Australia is a country that endorses the United Nations Declaration on the Rights of Indigenous Peoples yet abides by a constitution that directly violates this international law. We’re a country that keeps face on the international stage, but back home we’re happy to ensure that marginalised groups stay marginalised by legalising racist prerogatives. NTER was enacted in 2007 and has taken many faces to appease the media, such as the “Stronger Futures in the Northern Territory” policy that is still in place today. The constant rebranding of racist intervention in the Northern Territory is affecting around 73 indigenous populations, and for them, these policies and elegantly worded legislations all look the same. It’s the face of discrimination, and we’d do well to recognise it. 

So where to now? Well, a good start would be a reform to the constitution. Close these loopholes that allow racist legislation to pass. On a smaller scale, let our voices be heard. In articles like these, in conversations with your mates, on stages, in councils, in boardrooms. It would be refreshing to not have to hear, “You’re being dramatic,” “Stop exaggerating,” or even, “Don’t you think you’re taking it too far?” whenever I, or another person of colour calls out racism when it happens, as it happens. It takes a lot of courage to speak up, and to be shut down like that doesn’t do anyone any favours.

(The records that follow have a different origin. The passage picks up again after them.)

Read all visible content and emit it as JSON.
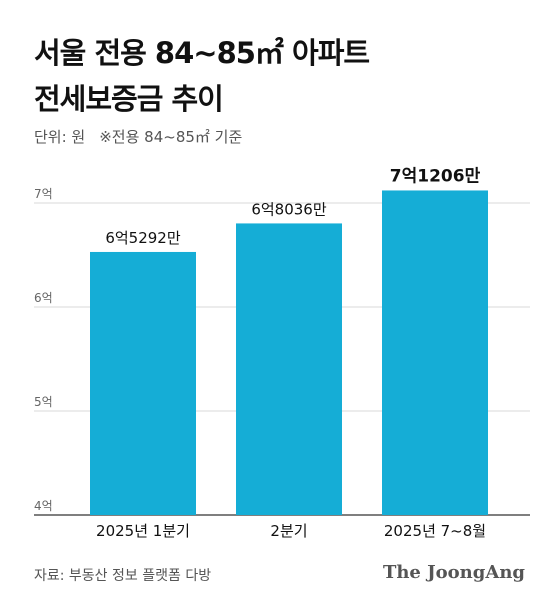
{
  "chart_data": {
    "type": "bar",
    "title_line1": "서울 전용 84~85㎡ 아파트",
    "title_line2": "전세보증금 추이",
    "unit_note": "단위: 원",
    "scope_note": "※전용 84~85㎡ 기준",
    "categories": [
      "2025년 1분기",
      "2분기",
      "2025년 7~8월"
    ],
    "values": [
      652920000,
      680360000,
      712060000
    ],
    "data_labels": [
      "6억5292만",
      "6억8036만",
      "7억1206만"
    ],
    "ylim": [
      400000000,
      700000000
    ],
    "y_ticks": [
      {
        "value": 700000000,
        "label": "7억"
      },
      {
        "value": 600000000,
        "label": "6억"
      },
      {
        "value": 500000000,
        "label": "5억"
      },
      {
        "value": 400000000,
        "label": "4억"
      }
    ],
    "bar_color": "#15ADD6",
    "grid": true,
    "highlight_index": 2
  },
  "footer": {
    "source": "자료: 부동산 정보 플랫폼 다방",
    "brand": "The JoongAng"
  }
}
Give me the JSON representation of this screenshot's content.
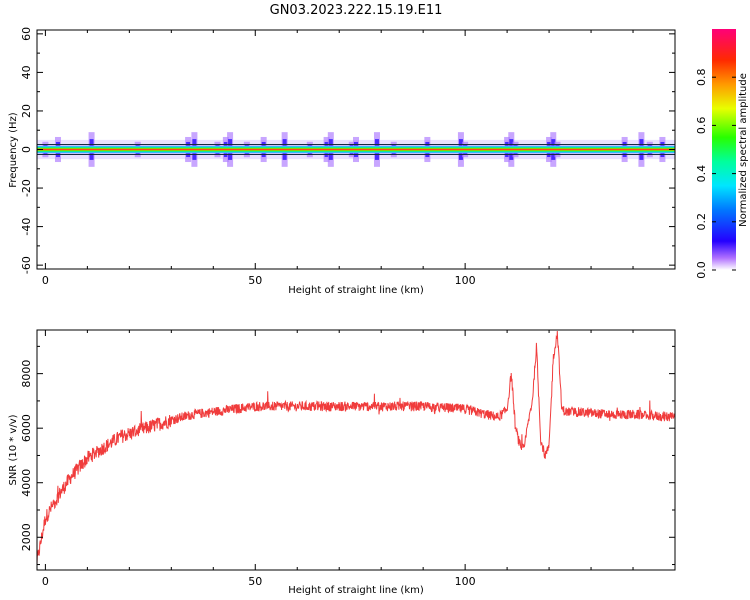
{
  "title": "GN03.2023.222.15.19.E11",
  "chart_data": [
    {
      "type": "heatmap",
      "xlabel": "Height of straight line (km)",
      "ylabel": "Frequency (Hz)",
      "xlim": [
        -2,
        150
      ],
      "ylim": [
        -62,
        62
      ],
      "x_ticks": [
        0,
        50,
        100
      ],
      "y_ticks": [
        -60,
        -40,
        -20,
        0,
        20,
        40,
        60
      ],
      "band_center_hz": 0,
      "band_half_width_hz": 2,
      "spikes_km": [
        0,
        3,
        11,
        22,
        34,
        35.5,
        41,
        43,
        44,
        48,
        52,
        57,
        63,
        67,
        68,
        73,
        74,
        79,
        83,
        91,
        99,
        100,
        110,
        111,
        112,
        120,
        121,
        122,
        138,
        142,
        144,
        147
      ],
      "colorbar": {
        "label": "Normalized spectral amplitude",
        "range": [
          0,
          1
        ],
        "ticks": [
          0.0,
          0.2,
          0.4,
          0.6,
          0.8
        ]
      }
    },
    {
      "type": "line",
      "xlabel": "Height of straight line (km)",
      "ylabel": "SNR (10 * v/v)",
      "xlim": [
        -2,
        150
      ],
      "ylim": [
        800,
        9600
      ],
      "x_ticks": [
        0,
        50,
        100
      ],
      "y_ticks": [
        2000,
        4000,
        6000,
        8000
      ],
      "color": "#f03c3c",
      "series": [
        {
          "x": [
            -2,
            0,
            3,
            6,
            10,
            14,
            18,
            22,
            26,
            30,
            35,
            40,
            45,
            50,
            60,
            70,
            80,
            90,
            100,
            105,
            108,
            110,
            111,
            112,
            113,
            114,
            115,
            116,
            117,
            118,
            119,
            120,
            121,
            122,
            123,
            124,
            126,
            130,
            135,
            140,
            145,
            150
          ],
          "values": [
            1100,
            2700,
            3500,
            4200,
            4900,
            5300,
            5700,
            5900,
            6100,
            6300,
            6500,
            6600,
            6700,
            6800,
            6800,
            6800,
            6800,
            6800,
            6700,
            6500,
            6400,
            6700,
            8000,
            6000,
            5400,
            5200,
            6200,
            7000,
            9000,
            5600,
            5000,
            5300,
            8600,
            9500,
            6700,
            6600,
            6600,
            6550,
            6500,
            6500,
            6450,
            6400
          ]
        }
      ]
    }
  ]
}
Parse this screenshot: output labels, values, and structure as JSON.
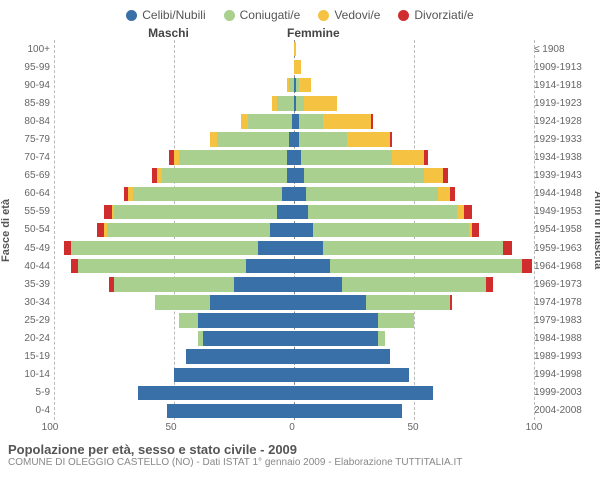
{
  "legend": [
    {
      "label": "Celibi/Nubili",
      "color": "#3a70a8"
    },
    {
      "label": "Coniugati/e",
      "color": "#a9d08e"
    },
    {
      "label": "Vedovi/e",
      "color": "#f5c242"
    },
    {
      "label": "Divorziati/e",
      "color": "#d02e2e"
    }
  ],
  "headers": {
    "male": "Maschi",
    "female": "Femmine",
    "right": "≤ 1908"
  },
  "axis_labels": {
    "left": "Fasce di età",
    "right": "Anni di nascita"
  },
  "xmax": 100,
  "xticks": [
    0,
    50,
    100
  ],
  "age_bands": [
    "100+",
    "95-99",
    "90-94",
    "85-89",
    "80-84",
    "75-79",
    "70-74",
    "65-69",
    "60-64",
    "55-59",
    "50-54",
    "45-49",
    "40-44",
    "35-39",
    "30-34",
    "25-29",
    "20-24",
    "15-19",
    "10-14",
    "5-9",
    "0-4"
  ],
  "birth_bands": [
    "≤ 1908",
    "1909-1913",
    "1914-1918",
    "1919-1923",
    "1924-1928",
    "1929-1933",
    "1934-1938",
    "1939-1943",
    "1944-1948",
    "1949-1953",
    "1954-1958",
    "1959-1963",
    "1964-1968",
    "1969-1973",
    "1974-1978",
    "1979-1983",
    "1984-1988",
    "1989-1993",
    "1994-1998",
    "1999-2003",
    "2004-2008"
  ],
  "male": [
    {
      "celibi": 0,
      "coniugati": 0,
      "vedovi": 0,
      "divorziati": 0
    },
    {
      "celibi": 0,
      "coniugati": 0,
      "vedovi": 0,
      "divorziati": 0
    },
    {
      "celibi": 0,
      "coniugati": 2,
      "vedovi": 1,
      "divorziati": 0
    },
    {
      "celibi": 0,
      "coniugati": 7,
      "vedovi": 2,
      "divorziati": 0
    },
    {
      "celibi": 1,
      "coniugati": 18,
      "vedovi": 3,
      "divorziati": 0
    },
    {
      "celibi": 2,
      "coniugati": 30,
      "vedovi": 3,
      "divorziati": 0
    },
    {
      "celibi": 3,
      "coniugati": 45,
      "vedovi": 2,
      "divorziati": 2
    },
    {
      "celibi": 3,
      "coniugati": 52,
      "vedovi": 2,
      "divorziati": 2
    },
    {
      "celibi": 5,
      "coniugati": 62,
      "vedovi": 2,
      "divorziati": 2
    },
    {
      "celibi": 7,
      "coniugati": 68,
      "vedovi": 1,
      "divorziati": 3
    },
    {
      "celibi": 10,
      "coniugati": 68,
      "vedovi": 1,
      "divorziati": 3
    },
    {
      "celibi": 15,
      "coniugati": 78,
      "vedovi": 0,
      "divorziati": 3
    },
    {
      "celibi": 20,
      "coniugati": 70,
      "vedovi": 0,
      "divorziati": 3
    },
    {
      "celibi": 25,
      "coniugati": 50,
      "vedovi": 0,
      "divorziati": 2
    },
    {
      "celibi": 35,
      "coniugati": 23,
      "vedovi": 0,
      "divorziati": 0
    },
    {
      "celibi": 40,
      "coniugati": 8,
      "vedovi": 0,
      "divorziati": 0
    },
    {
      "celibi": 38,
      "coniugati": 2,
      "vedovi": 0,
      "divorziati": 0
    },
    {
      "celibi": 45,
      "coniugati": 0,
      "vedovi": 0,
      "divorziati": 0
    },
    {
      "celibi": 50,
      "coniugati": 0,
      "vedovi": 0,
      "divorziati": 0
    },
    {
      "celibi": 65,
      "coniugati": 0,
      "vedovi": 0,
      "divorziati": 0
    },
    {
      "celibi": 53,
      "coniugati": 0,
      "vedovi": 0,
      "divorziati": 0
    }
  ],
  "female": [
    {
      "celibi": 0,
      "coniugati": 0,
      "vedovi": 1,
      "divorziati": 0
    },
    {
      "celibi": 0,
      "coniugati": 0,
      "vedovi": 3,
      "divorziati": 0
    },
    {
      "celibi": 1,
      "coniugati": 1,
      "vedovi": 5,
      "divorziati": 0
    },
    {
      "celibi": 1,
      "coniugati": 3,
      "vedovi": 14,
      "divorziati": 0
    },
    {
      "celibi": 2,
      "coniugati": 10,
      "vedovi": 20,
      "divorziati": 1
    },
    {
      "celibi": 2,
      "coniugati": 20,
      "vedovi": 18,
      "divorziati": 1
    },
    {
      "celibi": 3,
      "coniugati": 38,
      "vedovi": 13,
      "divorziati": 2
    },
    {
      "celibi": 4,
      "coniugati": 50,
      "vedovi": 8,
      "divorziati": 2
    },
    {
      "celibi": 5,
      "coniugati": 55,
      "vedovi": 5,
      "divorziati": 2
    },
    {
      "celibi": 6,
      "coniugati": 62,
      "vedovi": 3,
      "divorziati": 3
    },
    {
      "celibi": 8,
      "coniugati": 65,
      "vedovi": 1,
      "divorziati": 3
    },
    {
      "celibi": 12,
      "coniugati": 75,
      "vedovi": 0,
      "divorziati": 4
    },
    {
      "celibi": 15,
      "coniugati": 80,
      "vedovi": 0,
      "divorziati": 4
    },
    {
      "celibi": 20,
      "coniugati": 60,
      "vedovi": 0,
      "divorziati": 3
    },
    {
      "celibi": 30,
      "coniugati": 35,
      "vedovi": 0,
      "divorziati": 1
    },
    {
      "celibi": 35,
      "coniugati": 15,
      "vedovi": 0,
      "divorziati": 0
    },
    {
      "celibi": 35,
      "coniugati": 3,
      "vedovi": 0,
      "divorziati": 0
    },
    {
      "celibi": 40,
      "coniugati": 0,
      "vedovi": 0,
      "divorziati": 0
    },
    {
      "celibi": 48,
      "coniugati": 0,
      "vedovi": 0,
      "divorziati": 0
    },
    {
      "celibi": 58,
      "coniugati": 0,
      "vedovi": 0,
      "divorziati": 0
    },
    {
      "celibi": 45,
      "coniugati": 0,
      "vedovi": 0,
      "divorziati": 0
    }
  ],
  "caption": {
    "title": "Popolazione per età, sesso e stato civile - 2009",
    "sub": "COMUNE DI OLEGGIO CASTELLO (NO) - Dati ISTAT 1° gennaio 2009 - Elaborazione TUTTITALIA.IT"
  },
  "colors": {
    "grid": "#bbbbbb",
    "zero": "#888888",
    "text": "#555555",
    "bg": "#ffffff"
  }
}
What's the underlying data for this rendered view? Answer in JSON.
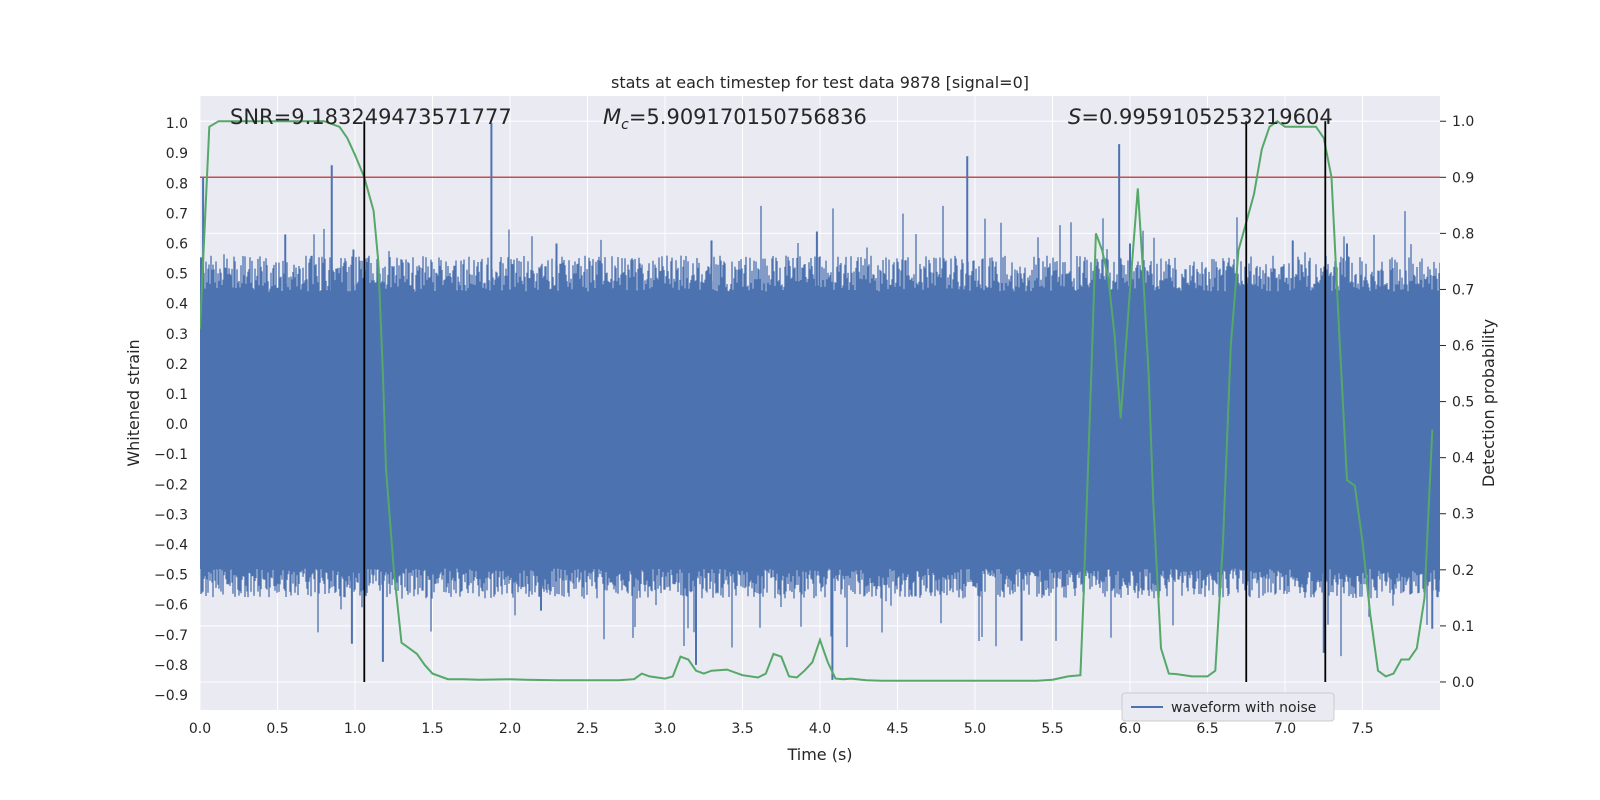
{
  "chart_data": {
    "type": "line",
    "title": "stats at each timestep for test data 9878 [signal=0]",
    "xlabel": "Time (s)",
    "ylabel": "Whitened strain",
    "ylabel_right": "Detection probability",
    "xlim": [
      0.0,
      8.0
    ],
    "ylim": [
      -0.95,
      1.09
    ],
    "ylim_right": [
      -0.05,
      1.045
    ],
    "x_ticks": [
      "0.0",
      "0.5",
      "1.0",
      "1.5",
      "2.0",
      "2.5",
      "3.0",
      "3.5",
      "4.0",
      "4.5",
      "5.0",
      "5.5",
      "6.0",
      "6.5",
      "7.0",
      "7.5"
    ],
    "y_ticks": [
      "1.0",
      "0.9",
      "0.8",
      "0.7",
      "0.6",
      "0.5",
      "0.4",
      "0.3",
      "0.2",
      "0.1",
      "0.0",
      "-0.1",
      "-0.2",
      "-0.3",
      "-0.4",
      "-0.5",
      "-0.6",
      "-0.7",
      "-0.8",
      "-0.9"
    ],
    "y_ticks_right": [
      "1.0",
      "0.9",
      "0.8",
      "0.7",
      "0.6",
      "0.5",
      "0.4",
      "0.3",
      "0.2",
      "0.1",
      "0.0"
    ],
    "annotations": {
      "snr": "SNR=9.183249473571777",
      "mc_symbol": "M",
      "mc_sub": "c",
      "mc_value": "=5.909170150756836",
      "s_symbol": "S",
      "s_value": "=0.9959105253219604"
    },
    "legend": {
      "label": "waveform with noise",
      "loc": "lower right"
    },
    "grid": true,
    "threshold_y": 0.9,
    "markers_x": [
      1.06,
      6.75,
      7.26
    ],
    "series": [
      {
        "name": "waveform with noise",
        "axis": "left",
        "style": "dense-noise",
        "envelope": 0.44,
        "peaks": [
          [
            0.02,
            0.82
          ],
          [
            0.55,
            0.63
          ],
          [
            0.85,
            0.86
          ],
          [
            0.99,
            0.58
          ],
          [
            1.88,
            1.0
          ],
          [
            2.3,
            0.6
          ],
          [
            3.3,
            0.61
          ],
          [
            3.98,
            0.64
          ],
          [
            4.95,
            0.89
          ],
          [
            5.93,
            0.93
          ],
          [
            6.0,
            0.6
          ],
          [
            7.05,
            0.61
          ],
          [
            7.4,
            0.6
          ],
          [
            0.98,
            -0.73
          ],
          [
            1.18,
            -0.79
          ],
          [
            2.2,
            -0.62
          ],
          [
            3.2,
            -0.8
          ],
          [
            4.08,
            -0.85
          ],
          [
            5.3,
            -0.72
          ],
          [
            7.25,
            -0.76
          ],
          [
            7.95,
            -0.68
          ]
        ]
      },
      {
        "name": "",
        "axis": "right",
        "color": "#55a868",
        "x": [
          0.0,
          0.06,
          0.12,
          0.2,
          0.3,
          0.4,
          0.5,
          0.6,
          0.7,
          0.8,
          0.9,
          0.95,
          1.0,
          1.06,
          1.1,
          1.12,
          1.15,
          1.18,
          1.2,
          1.25,
          1.3,
          1.35,
          1.4,
          1.45,
          1.5,
          1.6,
          1.7,
          1.8,
          2.0,
          2.1,
          2.3,
          2.5,
          2.7,
          2.8,
          2.85,
          2.9,
          2.95,
          3.0,
          3.05,
          3.1,
          3.15,
          3.2,
          3.25,
          3.3,
          3.4,
          3.5,
          3.6,
          3.65,
          3.7,
          3.75,
          3.8,
          3.85,
          3.9,
          3.95,
          4.0,
          4.05,
          4.1,
          4.15,
          4.2,
          4.3,
          4.4,
          4.6,
          4.8,
          5.0,
          5.2,
          5.4,
          5.5,
          5.6,
          5.68,
          5.7,
          5.75,
          5.78,
          5.82,
          5.86,
          5.9,
          5.94,
          6.0,
          6.05,
          6.08,
          6.12,
          6.15,
          6.2,
          6.25,
          6.3,
          6.4,
          6.5,
          6.55,
          6.6,
          6.65,
          6.7,
          6.75,
          6.8,
          6.85,
          6.9,
          6.95,
          7.0,
          7.1,
          7.2,
          7.25,
          7.3,
          7.35,
          7.4,
          7.45,
          7.5,
          7.55,
          7.6,
          7.65,
          7.7,
          7.75,
          7.8,
          7.85,
          7.9,
          7.95
        ],
        "y": [
          0.63,
          0.99,
          1.0,
          1.0,
          1.0,
          1.0,
          1.0,
          1.0,
          1.0,
          1.0,
          0.99,
          0.97,
          0.94,
          0.9,
          0.86,
          0.84,
          0.75,
          0.55,
          0.38,
          0.2,
          0.07,
          0.06,
          0.05,
          0.03,
          0.015,
          0.005,
          0.005,
          0.004,
          0.005,
          0.004,
          0.003,
          0.003,
          0.003,
          0.005,
          0.015,
          0.01,
          0.008,
          0.006,
          0.01,
          0.045,
          0.04,
          0.02,
          0.015,
          0.02,
          0.022,
          0.012,
          0.008,
          0.015,
          0.05,
          0.045,
          0.01,
          0.008,
          0.02,
          0.035,
          0.075,
          0.035,
          0.006,
          0.005,
          0.006,
          0.003,
          0.002,
          0.002,
          0.002,
          0.002,
          0.002,
          0.002,
          0.004,
          0.01,
          0.012,
          0.15,
          0.55,
          0.8,
          0.77,
          0.72,
          0.62,
          0.47,
          0.7,
          0.88,
          0.75,
          0.55,
          0.32,
          0.06,
          0.015,
          0.014,
          0.01,
          0.01,
          0.02,
          0.25,
          0.6,
          0.77,
          0.82,
          0.87,
          0.95,
          0.99,
          1.0,
          0.99,
          0.99,
          0.99,
          0.97,
          0.9,
          0.62,
          0.36,
          0.35,
          0.25,
          0.12,
          0.02,
          0.01,
          0.015,
          0.04,
          0.04,
          0.06,
          0.15,
          0.45
        ]
      }
    ]
  },
  "colors": {
    "background": "#eaeaf2",
    "grid": "#ffffff",
    "waveform": "#4c72b0",
    "probability": "#55a868",
    "threshold": "#c44e52",
    "markers": "#000000",
    "text": "#262626"
  }
}
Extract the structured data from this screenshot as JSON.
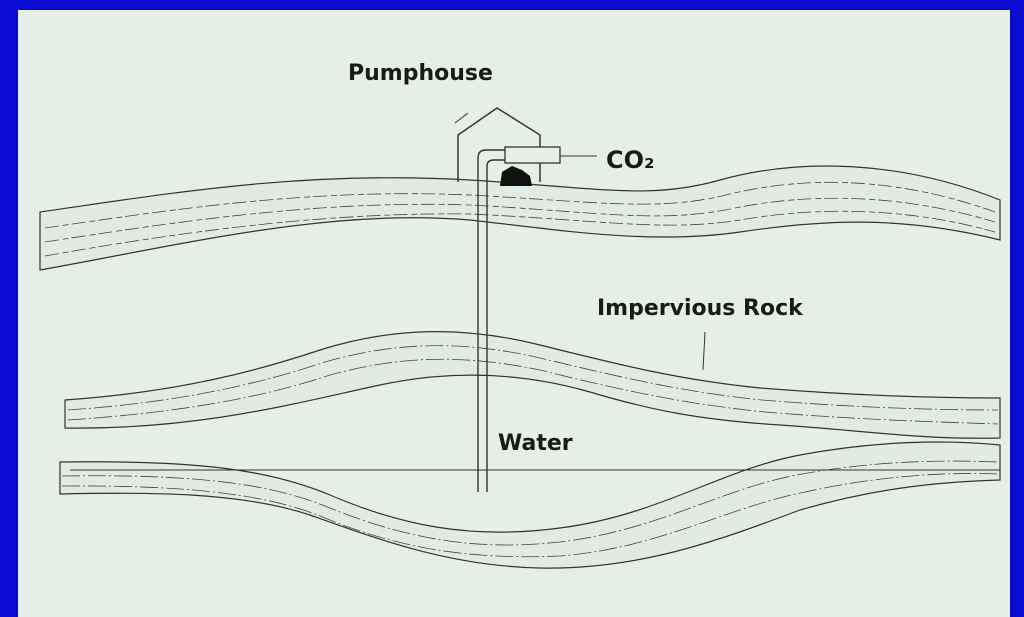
{
  "labels": {
    "pumphouse": "Pumphouse",
    "co2": "CO₂",
    "impervious_rock": "Impervious Rock",
    "water": "Water"
  }
}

Be aware. Don’t let your race, your community, and your socio-economic status be blinders to the post-colonial hangover that is weighing on marginalised groups. Slowly, but surely, we’ll work towards an uplifting and accepting future in spite of our colonial foundations. Perhaps then, my nightmares will go away.

I do need to acknowledge that I speak from a place of privilege. Unlike my parents, I was born in a first-world country that gained its independence in 1901. Yet even 118 years later, the lingering ‘hangover’ of colonisation is imbedded in the systemic and societal structures of modern Australia.